「ニトリは今後もどんどん変わっていく。その自信がありますので、期待していただきたい」。家具大手ニトリホールディングスの似鳥昭雄会長は、この言葉で9月27日に開催した決算説明会を締めくくった。

都心部百貨店への出店を加速

ニトリが変わる最大のポイントは、都心部百貨店への出店拡大だ。従来は郊外路面店での展開が中心だった。が、10月7日には丸井グループで初出店となる上野マルイへ、12月には新宿「タカシマヤ タイムズスクエア」南館の紀伊國屋書店跡地へ、そして2017年春には東武百貨店池袋店へ出店する。

都心出店を増やすきっかけとなったのは、昨年4月のプランタン銀座への出店だ。似鳥会長は「初めての都心ど真ん中への出店で、心配した。売れなくてもいい、都心の20代、30代の女性をメインにおしゃれだと感じてもらえればよかった。だが、結果的に想像以上にお客さんが入ってきた。

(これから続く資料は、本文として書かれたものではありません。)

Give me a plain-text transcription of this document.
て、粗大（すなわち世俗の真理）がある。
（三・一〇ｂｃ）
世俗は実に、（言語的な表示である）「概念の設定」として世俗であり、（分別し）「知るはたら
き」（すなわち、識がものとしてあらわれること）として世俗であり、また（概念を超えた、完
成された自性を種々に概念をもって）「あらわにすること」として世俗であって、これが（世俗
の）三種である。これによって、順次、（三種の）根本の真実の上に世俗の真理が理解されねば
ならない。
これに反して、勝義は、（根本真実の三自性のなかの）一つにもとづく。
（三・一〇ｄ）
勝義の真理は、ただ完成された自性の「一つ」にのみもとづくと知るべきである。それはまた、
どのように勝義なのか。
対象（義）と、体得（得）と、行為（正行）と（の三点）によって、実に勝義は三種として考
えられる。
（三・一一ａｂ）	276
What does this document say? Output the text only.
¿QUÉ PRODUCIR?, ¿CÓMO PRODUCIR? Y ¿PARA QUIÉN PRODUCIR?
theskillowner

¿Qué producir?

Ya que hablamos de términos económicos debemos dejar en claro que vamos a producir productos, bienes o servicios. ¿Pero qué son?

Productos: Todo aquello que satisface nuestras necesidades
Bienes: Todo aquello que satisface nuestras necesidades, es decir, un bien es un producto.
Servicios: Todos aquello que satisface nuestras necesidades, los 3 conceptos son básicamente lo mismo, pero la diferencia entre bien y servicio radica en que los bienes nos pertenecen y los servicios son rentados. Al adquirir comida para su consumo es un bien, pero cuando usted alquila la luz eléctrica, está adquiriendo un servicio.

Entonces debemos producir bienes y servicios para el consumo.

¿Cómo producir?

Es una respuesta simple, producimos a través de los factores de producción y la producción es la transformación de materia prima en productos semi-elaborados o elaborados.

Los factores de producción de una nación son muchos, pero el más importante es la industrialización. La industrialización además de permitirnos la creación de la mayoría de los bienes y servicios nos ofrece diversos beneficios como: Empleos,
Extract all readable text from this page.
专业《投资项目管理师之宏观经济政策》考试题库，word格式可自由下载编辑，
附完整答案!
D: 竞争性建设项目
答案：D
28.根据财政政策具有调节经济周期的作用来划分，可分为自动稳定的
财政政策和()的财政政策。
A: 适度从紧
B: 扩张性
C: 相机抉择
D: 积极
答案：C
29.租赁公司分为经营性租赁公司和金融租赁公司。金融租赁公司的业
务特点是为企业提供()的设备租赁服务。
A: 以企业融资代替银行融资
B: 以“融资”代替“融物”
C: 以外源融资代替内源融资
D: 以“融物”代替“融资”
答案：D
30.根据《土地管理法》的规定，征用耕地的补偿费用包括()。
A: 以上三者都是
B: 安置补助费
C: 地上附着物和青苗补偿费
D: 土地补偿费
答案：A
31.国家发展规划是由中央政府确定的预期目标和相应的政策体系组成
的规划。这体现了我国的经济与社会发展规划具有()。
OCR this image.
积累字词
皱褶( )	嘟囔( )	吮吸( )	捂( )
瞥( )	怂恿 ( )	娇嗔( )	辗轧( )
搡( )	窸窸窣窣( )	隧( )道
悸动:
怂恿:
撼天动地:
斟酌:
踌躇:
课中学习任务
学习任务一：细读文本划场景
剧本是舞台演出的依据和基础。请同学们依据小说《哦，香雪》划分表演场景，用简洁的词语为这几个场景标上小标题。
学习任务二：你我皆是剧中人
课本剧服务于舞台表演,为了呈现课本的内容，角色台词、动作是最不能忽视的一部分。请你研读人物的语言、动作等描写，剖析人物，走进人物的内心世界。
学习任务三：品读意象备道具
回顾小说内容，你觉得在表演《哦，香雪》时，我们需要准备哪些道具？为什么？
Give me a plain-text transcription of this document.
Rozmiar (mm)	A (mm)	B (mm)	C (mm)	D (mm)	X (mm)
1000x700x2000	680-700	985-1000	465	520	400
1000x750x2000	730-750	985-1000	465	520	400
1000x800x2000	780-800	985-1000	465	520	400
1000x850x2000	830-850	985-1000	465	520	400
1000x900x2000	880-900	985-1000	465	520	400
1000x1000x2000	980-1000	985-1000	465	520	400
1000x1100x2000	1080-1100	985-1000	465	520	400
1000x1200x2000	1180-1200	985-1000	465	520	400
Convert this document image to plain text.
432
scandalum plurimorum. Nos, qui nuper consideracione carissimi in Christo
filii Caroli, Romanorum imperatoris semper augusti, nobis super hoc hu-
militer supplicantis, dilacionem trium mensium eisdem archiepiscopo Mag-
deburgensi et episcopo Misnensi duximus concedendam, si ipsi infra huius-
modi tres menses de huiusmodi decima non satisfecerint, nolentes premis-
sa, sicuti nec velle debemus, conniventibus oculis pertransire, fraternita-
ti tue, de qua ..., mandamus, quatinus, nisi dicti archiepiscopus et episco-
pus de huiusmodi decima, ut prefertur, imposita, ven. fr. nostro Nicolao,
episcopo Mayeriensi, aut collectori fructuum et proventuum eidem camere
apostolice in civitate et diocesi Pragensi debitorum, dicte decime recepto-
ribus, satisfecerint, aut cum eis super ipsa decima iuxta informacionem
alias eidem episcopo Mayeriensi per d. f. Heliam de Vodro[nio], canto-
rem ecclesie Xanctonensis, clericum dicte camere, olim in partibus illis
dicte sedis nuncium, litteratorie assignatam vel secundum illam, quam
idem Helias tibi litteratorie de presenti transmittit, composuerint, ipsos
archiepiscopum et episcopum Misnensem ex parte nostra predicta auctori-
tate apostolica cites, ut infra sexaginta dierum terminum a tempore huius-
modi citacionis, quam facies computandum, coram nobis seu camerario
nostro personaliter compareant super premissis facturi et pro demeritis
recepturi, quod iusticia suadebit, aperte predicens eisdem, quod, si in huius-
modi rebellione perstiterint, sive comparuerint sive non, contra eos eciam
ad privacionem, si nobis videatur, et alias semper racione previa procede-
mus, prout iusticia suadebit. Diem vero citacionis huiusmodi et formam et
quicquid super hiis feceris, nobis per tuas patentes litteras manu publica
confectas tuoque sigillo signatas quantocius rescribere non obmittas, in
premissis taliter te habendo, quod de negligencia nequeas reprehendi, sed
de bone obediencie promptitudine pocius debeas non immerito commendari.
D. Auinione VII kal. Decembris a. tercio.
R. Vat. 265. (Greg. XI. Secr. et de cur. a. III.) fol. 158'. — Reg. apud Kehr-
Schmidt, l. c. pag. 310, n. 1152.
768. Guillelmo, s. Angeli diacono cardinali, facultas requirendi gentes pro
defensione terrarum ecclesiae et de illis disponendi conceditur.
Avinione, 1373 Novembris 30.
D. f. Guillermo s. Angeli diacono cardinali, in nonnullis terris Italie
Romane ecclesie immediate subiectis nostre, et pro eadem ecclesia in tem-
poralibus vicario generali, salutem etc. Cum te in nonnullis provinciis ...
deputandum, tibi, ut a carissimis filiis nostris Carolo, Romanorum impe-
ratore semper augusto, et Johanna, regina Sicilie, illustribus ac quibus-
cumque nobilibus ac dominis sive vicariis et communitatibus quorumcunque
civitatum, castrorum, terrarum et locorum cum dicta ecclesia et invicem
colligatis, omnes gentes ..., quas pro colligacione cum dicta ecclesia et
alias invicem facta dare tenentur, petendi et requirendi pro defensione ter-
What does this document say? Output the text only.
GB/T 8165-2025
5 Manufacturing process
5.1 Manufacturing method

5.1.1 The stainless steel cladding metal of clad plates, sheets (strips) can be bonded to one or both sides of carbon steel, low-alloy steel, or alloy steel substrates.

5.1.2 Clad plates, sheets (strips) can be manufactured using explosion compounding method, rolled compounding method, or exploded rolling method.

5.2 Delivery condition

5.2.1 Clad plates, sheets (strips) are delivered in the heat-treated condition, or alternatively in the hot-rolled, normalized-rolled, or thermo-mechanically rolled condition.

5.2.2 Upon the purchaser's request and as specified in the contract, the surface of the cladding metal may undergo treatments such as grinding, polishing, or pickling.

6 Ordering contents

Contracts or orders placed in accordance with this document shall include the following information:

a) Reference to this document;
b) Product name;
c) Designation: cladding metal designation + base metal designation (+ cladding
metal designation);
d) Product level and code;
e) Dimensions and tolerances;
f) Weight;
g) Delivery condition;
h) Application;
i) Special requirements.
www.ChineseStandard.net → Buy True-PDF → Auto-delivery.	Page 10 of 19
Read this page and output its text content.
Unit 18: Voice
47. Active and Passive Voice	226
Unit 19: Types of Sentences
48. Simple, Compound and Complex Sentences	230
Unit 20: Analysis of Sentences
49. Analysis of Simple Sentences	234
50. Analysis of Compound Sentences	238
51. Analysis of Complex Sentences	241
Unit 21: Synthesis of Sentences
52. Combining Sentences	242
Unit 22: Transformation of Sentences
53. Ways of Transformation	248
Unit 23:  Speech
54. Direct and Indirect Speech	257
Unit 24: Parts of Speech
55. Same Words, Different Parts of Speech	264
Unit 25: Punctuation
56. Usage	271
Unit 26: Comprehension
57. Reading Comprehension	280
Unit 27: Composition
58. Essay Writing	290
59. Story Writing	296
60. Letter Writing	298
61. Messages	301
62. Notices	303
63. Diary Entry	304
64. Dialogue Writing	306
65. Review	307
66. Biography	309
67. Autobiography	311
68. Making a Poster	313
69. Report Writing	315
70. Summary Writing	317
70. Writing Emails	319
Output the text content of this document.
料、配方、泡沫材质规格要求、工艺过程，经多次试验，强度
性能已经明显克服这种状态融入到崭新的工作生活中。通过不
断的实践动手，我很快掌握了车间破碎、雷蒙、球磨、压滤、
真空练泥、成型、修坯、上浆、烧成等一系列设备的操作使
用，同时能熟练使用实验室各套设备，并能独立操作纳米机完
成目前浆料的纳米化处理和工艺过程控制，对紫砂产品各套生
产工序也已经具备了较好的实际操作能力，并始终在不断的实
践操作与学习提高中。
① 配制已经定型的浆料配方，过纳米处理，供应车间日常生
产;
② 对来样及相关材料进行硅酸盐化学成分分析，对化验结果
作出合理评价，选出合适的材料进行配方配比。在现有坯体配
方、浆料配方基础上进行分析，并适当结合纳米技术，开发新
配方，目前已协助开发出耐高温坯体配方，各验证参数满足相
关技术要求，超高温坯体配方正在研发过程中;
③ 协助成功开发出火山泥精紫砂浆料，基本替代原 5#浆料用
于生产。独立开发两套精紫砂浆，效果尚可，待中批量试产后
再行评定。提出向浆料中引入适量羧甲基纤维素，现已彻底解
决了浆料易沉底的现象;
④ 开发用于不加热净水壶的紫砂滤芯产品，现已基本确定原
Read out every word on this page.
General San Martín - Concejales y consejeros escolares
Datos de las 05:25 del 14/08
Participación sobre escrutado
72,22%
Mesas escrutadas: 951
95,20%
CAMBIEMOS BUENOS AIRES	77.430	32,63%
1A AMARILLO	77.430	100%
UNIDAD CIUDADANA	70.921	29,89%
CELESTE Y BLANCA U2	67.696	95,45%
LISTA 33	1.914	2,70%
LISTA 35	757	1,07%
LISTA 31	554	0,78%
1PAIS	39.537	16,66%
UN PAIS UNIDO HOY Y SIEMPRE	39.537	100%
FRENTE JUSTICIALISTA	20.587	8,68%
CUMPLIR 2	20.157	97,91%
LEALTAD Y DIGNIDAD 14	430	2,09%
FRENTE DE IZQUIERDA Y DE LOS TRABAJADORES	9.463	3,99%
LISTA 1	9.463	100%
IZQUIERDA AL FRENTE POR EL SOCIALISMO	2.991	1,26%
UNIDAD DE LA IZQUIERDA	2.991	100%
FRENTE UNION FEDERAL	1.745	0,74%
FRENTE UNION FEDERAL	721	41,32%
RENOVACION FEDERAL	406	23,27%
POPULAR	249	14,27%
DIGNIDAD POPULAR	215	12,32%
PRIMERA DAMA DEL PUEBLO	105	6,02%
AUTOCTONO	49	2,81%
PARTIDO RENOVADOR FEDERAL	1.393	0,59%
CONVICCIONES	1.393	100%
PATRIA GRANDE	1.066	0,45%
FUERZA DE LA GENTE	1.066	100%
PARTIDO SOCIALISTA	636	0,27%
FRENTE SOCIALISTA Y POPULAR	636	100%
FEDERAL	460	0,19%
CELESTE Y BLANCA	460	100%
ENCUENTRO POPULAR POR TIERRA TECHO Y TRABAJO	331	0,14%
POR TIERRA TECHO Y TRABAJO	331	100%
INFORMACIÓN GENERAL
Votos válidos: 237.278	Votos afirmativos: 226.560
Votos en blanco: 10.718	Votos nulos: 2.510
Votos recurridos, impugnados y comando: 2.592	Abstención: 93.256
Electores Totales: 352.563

男性客も増えた」と笑顔で話す。

このプランタン銀座での成功が、売り上げ不振にあえぐ百貨店の目に止まり、出店案件がニトリに続々と舞い込むこととなった。今年9月9日には百貨店への出店2例目となる港南台タカシマヤ(横浜市港南区)に出店した。

ニトリで店舗開発を担当する須藤文弘専務は「髙島屋だけでなく、すべての百貨店とお付き合いがある。メディアが情報を知る2〜3年前から、こちらにはテナント募集や閉店の情報が来る」と話す。

ニトリは百貨店内の店舗では、低価格帯商品を減らし、やや高めの中価格帯の商品を拡充している。都心店ならではの洗練されたコーディネートの商品展示を充実させ、郊外店よりも客単価を引き上げることを狙っている。

とはいえ都心店は、賃料・物流費・人件費のどれをとっても郊外店より高い。特に、物流負担がネックだ。